Breaking changes in Visual C++ 2015

Chris via Digitalmars-d digitalmars-d at puremagic.com
Mon May 11 02:31:33 PDT 2015


On Friday, 8 May 2015 at 19:45:35 UTC, Walter Bright wrote:
> On 5/8/2015 7:00 AM, Chris wrote:
>> The only drawback is that sometimes the logic of a program 
>> does not allow to
>> test every little bit, especially when handling files is 
>> concerned.
>
> This is an interesting problem, one that I faced with Warp.
>
> The solution was to make the function being tested a function 
> template. Then, in the unit test I replace the 'file' argument 
> to the function with a static array of test data.
>
> The term for it is 'type mocking', and it's fairly well 
> explored territory.
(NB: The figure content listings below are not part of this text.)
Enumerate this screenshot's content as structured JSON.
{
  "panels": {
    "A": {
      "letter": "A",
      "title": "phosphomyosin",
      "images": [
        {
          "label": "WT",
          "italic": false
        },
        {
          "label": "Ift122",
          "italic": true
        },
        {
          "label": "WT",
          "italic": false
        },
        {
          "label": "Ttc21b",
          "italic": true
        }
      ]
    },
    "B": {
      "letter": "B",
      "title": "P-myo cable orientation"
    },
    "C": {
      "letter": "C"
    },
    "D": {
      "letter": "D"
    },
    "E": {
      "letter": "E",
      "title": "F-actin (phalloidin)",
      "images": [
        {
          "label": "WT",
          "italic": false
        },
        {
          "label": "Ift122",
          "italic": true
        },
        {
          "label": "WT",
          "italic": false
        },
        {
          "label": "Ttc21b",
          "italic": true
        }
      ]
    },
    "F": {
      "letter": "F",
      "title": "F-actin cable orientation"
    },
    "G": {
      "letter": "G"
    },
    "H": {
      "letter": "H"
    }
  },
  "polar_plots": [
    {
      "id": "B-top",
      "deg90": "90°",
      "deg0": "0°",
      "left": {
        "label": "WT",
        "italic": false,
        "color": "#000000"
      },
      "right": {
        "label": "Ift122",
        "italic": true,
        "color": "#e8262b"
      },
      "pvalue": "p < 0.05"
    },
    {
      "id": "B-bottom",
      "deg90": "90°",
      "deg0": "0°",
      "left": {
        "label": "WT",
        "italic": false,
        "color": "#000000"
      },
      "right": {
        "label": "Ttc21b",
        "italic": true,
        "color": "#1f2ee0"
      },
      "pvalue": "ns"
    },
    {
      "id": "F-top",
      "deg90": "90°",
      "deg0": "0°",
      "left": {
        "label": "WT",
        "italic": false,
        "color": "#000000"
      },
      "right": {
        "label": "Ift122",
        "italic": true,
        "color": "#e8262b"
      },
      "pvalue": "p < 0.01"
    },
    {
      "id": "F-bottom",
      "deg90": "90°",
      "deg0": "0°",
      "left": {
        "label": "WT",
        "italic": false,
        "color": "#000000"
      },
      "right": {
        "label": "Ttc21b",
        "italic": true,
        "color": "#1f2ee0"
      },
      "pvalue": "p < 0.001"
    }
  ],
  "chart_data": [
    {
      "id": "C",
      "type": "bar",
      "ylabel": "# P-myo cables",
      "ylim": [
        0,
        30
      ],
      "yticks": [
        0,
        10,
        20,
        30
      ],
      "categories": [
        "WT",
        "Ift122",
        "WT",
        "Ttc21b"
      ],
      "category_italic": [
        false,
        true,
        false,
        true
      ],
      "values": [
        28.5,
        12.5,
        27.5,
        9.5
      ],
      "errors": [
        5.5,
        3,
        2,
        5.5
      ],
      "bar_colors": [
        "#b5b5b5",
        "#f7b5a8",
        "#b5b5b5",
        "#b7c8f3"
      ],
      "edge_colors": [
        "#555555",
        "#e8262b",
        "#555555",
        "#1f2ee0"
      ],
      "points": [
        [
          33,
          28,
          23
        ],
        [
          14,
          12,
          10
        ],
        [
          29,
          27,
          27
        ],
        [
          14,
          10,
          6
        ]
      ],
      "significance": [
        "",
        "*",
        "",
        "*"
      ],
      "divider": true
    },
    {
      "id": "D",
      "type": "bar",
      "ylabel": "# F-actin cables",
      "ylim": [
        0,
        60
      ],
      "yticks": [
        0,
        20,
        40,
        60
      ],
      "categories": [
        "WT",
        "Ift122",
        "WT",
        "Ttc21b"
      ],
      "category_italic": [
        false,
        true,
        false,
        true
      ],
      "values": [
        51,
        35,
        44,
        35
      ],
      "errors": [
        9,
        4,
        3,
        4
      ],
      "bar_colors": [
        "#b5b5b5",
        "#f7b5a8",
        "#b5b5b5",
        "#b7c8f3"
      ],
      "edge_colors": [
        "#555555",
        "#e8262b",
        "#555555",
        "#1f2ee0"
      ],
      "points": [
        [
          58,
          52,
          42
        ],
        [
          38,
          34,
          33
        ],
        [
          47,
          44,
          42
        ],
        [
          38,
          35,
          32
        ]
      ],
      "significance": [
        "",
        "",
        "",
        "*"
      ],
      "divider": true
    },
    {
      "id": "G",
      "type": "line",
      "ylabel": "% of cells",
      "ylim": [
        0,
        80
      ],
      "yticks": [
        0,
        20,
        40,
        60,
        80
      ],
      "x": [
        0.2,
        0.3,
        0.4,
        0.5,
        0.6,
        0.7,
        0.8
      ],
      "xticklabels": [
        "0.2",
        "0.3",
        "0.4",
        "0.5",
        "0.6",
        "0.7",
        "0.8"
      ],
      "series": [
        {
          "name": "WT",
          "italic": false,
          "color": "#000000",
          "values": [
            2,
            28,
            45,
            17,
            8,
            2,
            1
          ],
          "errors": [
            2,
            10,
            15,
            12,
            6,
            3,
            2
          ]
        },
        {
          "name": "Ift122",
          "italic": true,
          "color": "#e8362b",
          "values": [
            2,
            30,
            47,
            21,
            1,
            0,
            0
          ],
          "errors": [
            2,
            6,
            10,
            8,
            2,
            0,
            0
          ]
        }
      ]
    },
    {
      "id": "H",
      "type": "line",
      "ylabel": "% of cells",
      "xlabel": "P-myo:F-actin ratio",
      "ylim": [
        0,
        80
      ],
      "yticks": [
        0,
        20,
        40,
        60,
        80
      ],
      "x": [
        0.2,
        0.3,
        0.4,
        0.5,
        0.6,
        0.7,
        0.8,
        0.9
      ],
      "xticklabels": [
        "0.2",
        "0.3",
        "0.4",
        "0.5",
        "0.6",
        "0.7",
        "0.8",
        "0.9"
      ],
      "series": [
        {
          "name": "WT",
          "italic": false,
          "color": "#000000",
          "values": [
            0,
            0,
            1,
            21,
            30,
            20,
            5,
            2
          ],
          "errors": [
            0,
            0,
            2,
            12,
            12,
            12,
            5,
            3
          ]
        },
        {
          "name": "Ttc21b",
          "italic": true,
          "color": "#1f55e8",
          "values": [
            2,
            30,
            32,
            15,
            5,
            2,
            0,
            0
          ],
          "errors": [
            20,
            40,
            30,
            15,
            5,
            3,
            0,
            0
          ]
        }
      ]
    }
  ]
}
What I find most intriguing about it is it 
> results in D programs consisting largely of template functions 
> rather than plain functions.

Hm, I was thinking of something like that, however, it gets more 
and more complicated if you have e.g. a class that uses another 
class etc.

class Data // A singleton
{
   // stores paths to resources etc.
}

class Loader
{
   this()
    this.data = Data.getInstance();
   // Loads files and caches them in memory
}

class Process
{
   // Uses cached data
}

It ain't easy to unit test Process, but even Loader and Data can 
be tricky to unit test, because all of them depend on input from 
the outside.

./runprogram --config="config.json"
> Data.read("config.json")
> Loader.load(resources from config.json)
> Process.use(data loaded)

For cases like this, it's better to have an external test script.